Lovense präsentiert die vierte Generation seiner Camming-Technologie mit der neuen Funktion „Control Me“

29.06.2026 | Singapur – Lovense erweitert sein interaktives Camming-Ökosystem um die neue Funktion „Control Me“. Sie ermöglicht es Content Creatorn, die Lovense-Produkte ihrer Fans zu steuern und schafft damit eine bidirektionale Interaktion innerhalb des vernetzten Systems des Unternehmens. Die entsprechende API ist ab sofort verfügbar und kann von Cam-Plattformen integriert werden.
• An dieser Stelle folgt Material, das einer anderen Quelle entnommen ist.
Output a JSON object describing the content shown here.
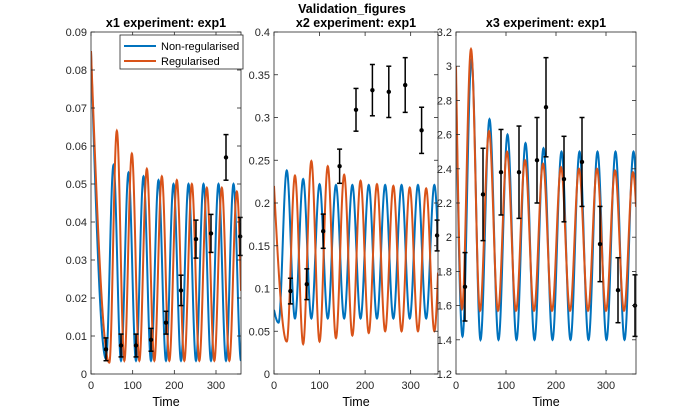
{
  "figure": {
    "suptitle": "Validation_figures"
  },
  "colors": {
    "non_regularised": "#0072BD",
    "regularised": "#D95319",
    "data": "#000000",
    "axes": "#262626"
  },
  "chart_data": [
    {
      "type": "line",
      "title": "x1 experiment: exp1",
      "xlabel": "Time",
      "ylabel": "",
      "xlim": [
        0,
        360
      ],
      "ylim": [
        0,
        0.09
      ],
      "xticks": [
        "0",
        "100",
        "200",
        "300"
      ],
      "yticks": [
        "0",
        "0.01",
        "0.02",
        "0.03",
        "0.04",
        "0.05",
        "0.06",
        "0.07",
        "0.08",
        "0.09"
      ],
      "grid": false,
      "legend": {
        "placement": "top-right",
        "entries": [
          "Non-regularised",
          "Regularised"
        ]
      },
      "series": [
        {
          "name": "Non-regularised",
          "start": 0.085,
          "period": 36,
          "phase": 36,
          "troughs": [
            0.004,
            0.0035,
            0.0035,
            0.0035,
            0.0035,
            0.0035,
            0.0035,
            0.0035,
            0.0035,
            0.0035,
            0.0035
          ],
          "peaks": [
            0.055,
            0.053,
            0.052,
            0.051,
            0.05,
            0.05,
            0.05,
            0.05,
            0.05,
            0.05
          ]
        },
        {
          "name": "Regularised",
          "start": 0.085,
          "period": 36,
          "phase": 44,
          "troughs": [
            0.003,
            0.0035,
            0.0035,
            0.0035,
            0.0035,
            0.0035,
            0.0035,
            0.0035,
            0.0035,
            0.0035,
            0.0035
          ],
          "peaks": [
            0.064,
            0.058,
            0.054,
            0.052,
            0.051,
            0.05,
            0.049,
            0.049,
            0.048,
            0.048
          ]
        }
      ],
      "observations": [
        {
          "x": 36,
          "y": 0.0065,
          "err": 0.003
        },
        {
          "x": 72,
          "y": 0.0075,
          "err": 0.003
        },
        {
          "x": 108,
          "y": 0.0075,
          "err": 0.003
        },
        {
          "x": 144,
          "y": 0.009,
          "err": 0.003
        },
        {
          "x": 180,
          "y": 0.0135,
          "err": 0.003
        },
        {
          "x": 216,
          "y": 0.022,
          "err": 0.004
        },
        {
          "x": 252,
          "y": 0.0355,
          "err": 0.005
        },
        {
          "x": 288,
          "y": 0.037,
          "err": 0.005
        },
        {
          "x": 324,
          "y": 0.057,
          "err": 0.006
        },
        {
          "x": 358,
          "y": 0.0362,
          "err": 0.005
        }
      ]
    },
    {
      "type": "line",
      "title": "x2 experiment: exp1",
      "xlabel": "Time",
      "ylabel": "",
      "xlim": [
        0,
        360
      ],
      "ylim": [
        0,
        0.4
      ],
      "xticks": [
        "0",
        "100",
        "200",
        "300"
      ],
      "yticks": [
        "0",
        "0.05",
        "0.1",
        "0.15",
        "0.2",
        "0.25",
        "0.3",
        "0.35",
        "0.4"
      ],
      "grid": false,
      "series": [
        {
          "name": "Non-regularised",
          "start": 0.075,
          "period": 36,
          "phase": 10,
          "troughs": [
            0.06,
            0.065,
            0.065,
            0.065,
            0.065,
            0.065,
            0.065,
            0.065,
            0.065,
            0.065,
            0.065
          ],
          "peaks": [
            0.238,
            0.228,
            0.222,
            0.221,
            0.221,
            0.221,
            0.221,
            0.221,
            0.221,
            0.221
          ]
        },
        {
          "name": "Regularised",
          "start": 0.22,
          "period": 36,
          "phase": 28,
          "troughs": [
            0.038,
            0.035,
            0.038,
            0.042,
            0.045,
            0.048,
            0.05,
            0.05,
            0.05,
            0.05,
            0.05
          ],
          "peaks": [
            0.232,
            0.249,
            0.243,
            0.233,
            0.226,
            0.222,
            0.22,
            0.218,
            0.217,
            0.216
          ]
        }
      ],
      "observations": [
        {
          "x": 36,
          "y": 0.097,
          "err": 0.015
        },
        {
          "x": 72,
          "y": 0.105,
          "err": 0.018
        },
        {
          "x": 108,
          "y": 0.167,
          "err": 0.02
        },
        {
          "x": 144,
          "y": 0.243,
          "err": 0.02
        },
        {
          "x": 180,
          "y": 0.309,
          "err": 0.025
        },
        {
          "x": 216,
          "y": 0.332,
          "err": 0.03
        },
        {
          "x": 252,
          "y": 0.33,
          "err": 0.03
        },
        {
          "x": 288,
          "y": 0.338,
          "err": 0.032
        },
        {
          "x": 324,
          "y": 0.285,
          "err": 0.027
        },
        {
          "x": 358,
          "y": 0.162,
          "err": 0.018
        }
      ]
    },
    {
      "type": "line",
      "title": "x3 experiment: exp1",
      "xlabel": "Time",
      "ylabel": "",
      "xlim": [
        0,
        360
      ],
      "ylim": [
        1.2,
        3.2
      ],
      "xticks": [
        "0",
        "100",
        "200",
        "300"
      ],
      "yticks": [
        "1.2",
        "1.4",
        "1.6",
        "1.8",
        "2",
        "2.2",
        "2.4",
        "2.6",
        "2.8",
        "3",
        "3.2"
      ],
      "grid": false,
      "series": [
        {
          "name": "Non-regularised",
          "start": 2.9,
          "period": 36,
          "phase": 13,
          "troughs": [
            1.42,
            1.4,
            1.4,
            1.4,
            1.4,
            1.4,
            1.4,
            1.4,
            1.4,
            1.4,
            1.4
          ],
          "peaks": [
            3.04,
            2.69,
            2.6,
            2.55,
            2.52,
            2.5,
            2.5,
            2.5,
            2.5,
            2.5
          ]
        },
        {
          "name": "Regularised",
          "start": 3.0,
          "period": 36,
          "phase": 12,
          "troughs": [
            1.58,
            1.57,
            1.57,
            1.57,
            1.57,
            1.57,
            1.57,
            1.57,
            1.57,
            1.57,
            1.57
          ],
          "peaks": [
            3.1,
            2.62,
            2.5,
            2.45,
            2.43,
            2.41,
            2.4,
            2.4,
            2.39,
            2.38
          ]
        }
      ],
      "observations": [
        {
          "x": 18,
          "y": 1.71,
          "err": 0.2
        },
        {
          "x": 54,
          "y": 2.25,
          "err": 0.27
        },
        {
          "x": 90,
          "y": 2.38,
          "err": 0.25
        },
        {
          "x": 126,
          "y": 2.38,
          "err": 0.27
        },
        {
          "x": 162,
          "y": 2.45,
          "err": 0.25
        },
        {
          "x": 180,
          "y": 2.76,
          "err": 0.29
        },
        {
          "x": 216,
          "y": 2.34,
          "err": 0.25
        },
        {
          "x": 252,
          "y": 2.44,
          "err": 0.26
        },
        {
          "x": 288,
          "y": 1.96,
          "err": 0.22
        },
        {
          "x": 324,
          "y": 1.69,
          "err": 0.19
        },
        {
          "x": 358,
          "y": 1.6,
          "err": 0.18
        }
      ]
    }
  ]
}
Die neue Generation baut auf den bisherigen Funktionen „Tip to Vibrate“, „Cam Extension“ und „Give Control“ auf. Herzstück der vierten Generation ist „Control Me“, das Content Creatorn eine noch direktere und interaktivere Möglichkeit bietet, mit ihrer Community zu interagieren. Nutzer können über die jeweilige Plattform anfragen, dem Creator die Steuerung ihres verbundenen Lovense-Geräts zu überlassen.
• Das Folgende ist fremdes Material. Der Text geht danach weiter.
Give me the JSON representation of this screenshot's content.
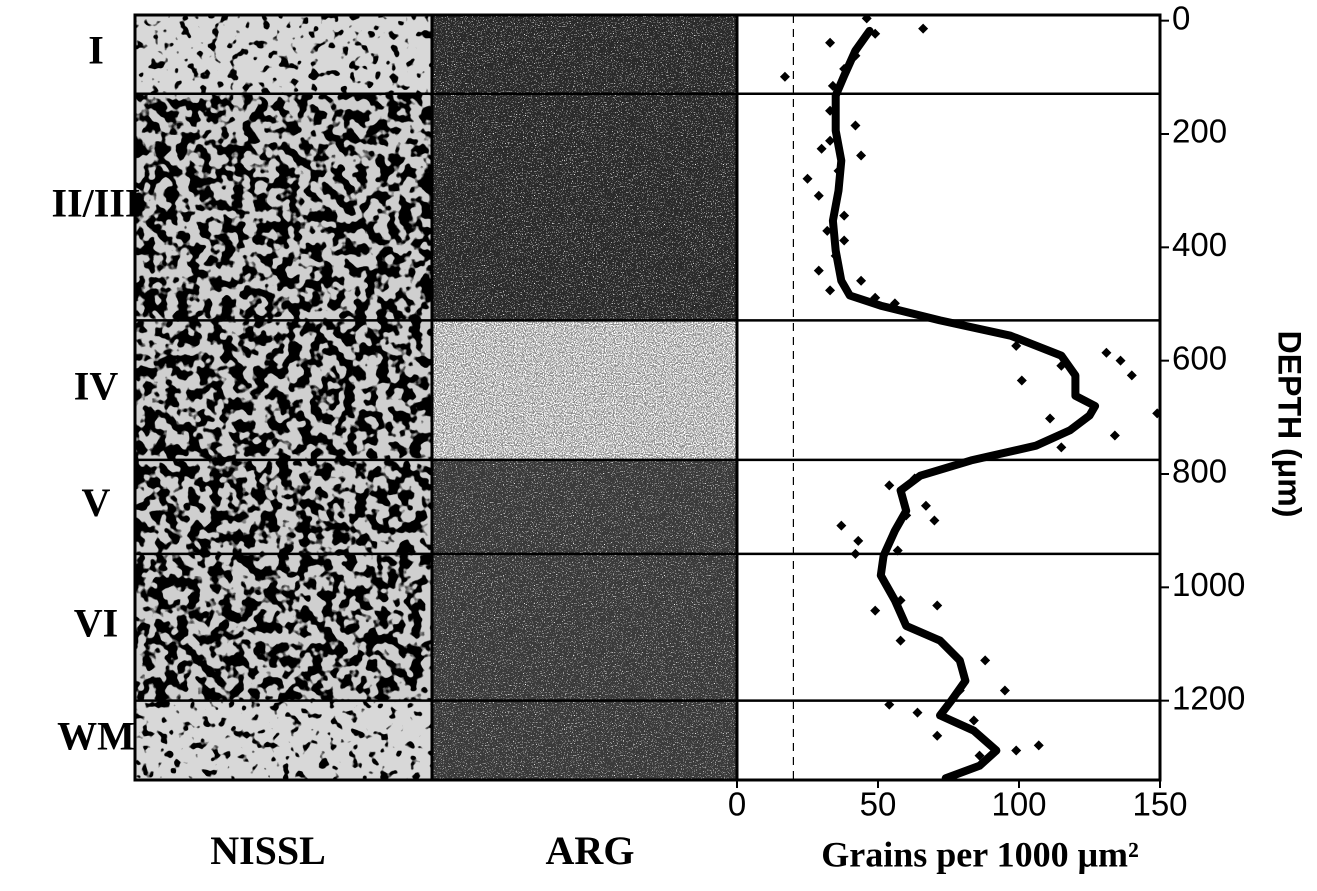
{
  "chart_data": {
    "type": "line",
    "x_label": "Grains per 1000 μm²",
    "y_label": "DEPTH (μm)",
    "panel_labels": [
      "NISSL",
      "ARG"
    ],
    "layer_labels": [
      "I",
      "II/III",
      "IV",
      "V",
      "VI",
      "WM"
    ],
    "layer_boundaries": [
      129,
      529,
      775,
      941,
      1200
    ],
    "xlim": [
      0,
      150
    ],
    "xticks": [
      0,
      50,
      100,
      150
    ],
    "ylim": [
      -10,
      1340
    ],
    "yticks": [
      0,
      200,
      400,
      600,
      800,
      1000,
      1200
    ],
    "y_inverted": true,
    "reference_x": 20,
    "color": "#000000",
    "line": {
      "grains": [
        47,
        42,
        38,
        35,
        35,
        37,
        36,
        34,
        35,
        37,
        40,
        51,
        72,
        97,
        115,
        120,
        120,
        127,
        125,
        118,
        106,
        83,
        65,
        58,
        60,
        56,
        52,
        51,
        56,
        60,
        72,
        79,
        81,
        76,
        72,
        84,
        92,
        86,
        74
      ],
      "depth": [
        18,
        53,
        97,
        132,
        194,
        247,
        300,
        353,
        406,
        459,
        485,
        503,
        529,
        556,
        591,
        626,
        662,
        680,
        697,
        723,
        750,
        776,
        803,
        829,
        865,
        900,
        944,
        979,
        1023,
        1068,
        1094,
        1129,
        1165,
        1200,
        1226,
        1253,
        1288,
        1315,
        1337
      ]
    },
    "points": {
      "grains": [
        46,
        66,
        49,
        33,
        42,
        38,
        17,
        34,
        33,
        42,
        33,
        30,
        44,
        36,
        25,
        29,
        38,
        32,
        38,
        35,
        29,
        44,
        33,
        49,
        56,
        99,
        131,
        136,
        115,
        101,
        140,
        149,
        111,
        134,
        115,
        54,
        63,
        67,
        37,
        60,
        70,
        43,
        42,
        57,
        49,
        58,
        71,
        58,
        88,
        79,
        95,
        54,
        64,
        71,
        84,
        99,
        107,
        86
      ],
      "depth": [
        -4,
        14,
        23,
        39,
        62,
        85,
        99,
        115,
        159,
        185,
        212,
        226,
        238,
        265,
        279,
        309,
        344,
        371,
        388,
        415,
        441,
        459,
        476,
        489,
        499,
        574,
        586,
        600,
        609,
        635,
        626,
        693,
        702,
        732,
        753,
        820,
        808,
        856,
        891,
        873,
        882,
        918,
        941,
        935,
        1041,
        1023,
        1032,
        1094,
        1129,
        1182,
        1182,
        1207,
        1221,
        1262,
        1235,
        1288,
        1279,
        1297
      ]
    }
  }
}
Die neue Technologie basiert auf Lovense‘ bestehendem Ökosystem sowie den firmeneigenen Patenten im Bereich Camming und interaktive Gerätekommunikation. Nach Angaben des Unternehmens wurde die öffentliche Einführung durch umfangreiche Testphasen auf mehreren Plattformen vorbereitet.

Von „Give Control“ zur nächsten Entwicklungsstufe

Die neue Funktion knüpft an den Erfolg von „Give Control“ an. Mit dieser Funktion konnten Fans während Live-Übertragungen oder privater Sessions die kompatiblen Lovense-Geräte der Creator steuern. Laut Lovense entwickelte sich dieses Konzept zu einer erfolgreichen Monetarisierungsmöglichkeit und generiert inzwischen monatlich Umsätze in Millionenhöhe innerhalb der Camming-Branche.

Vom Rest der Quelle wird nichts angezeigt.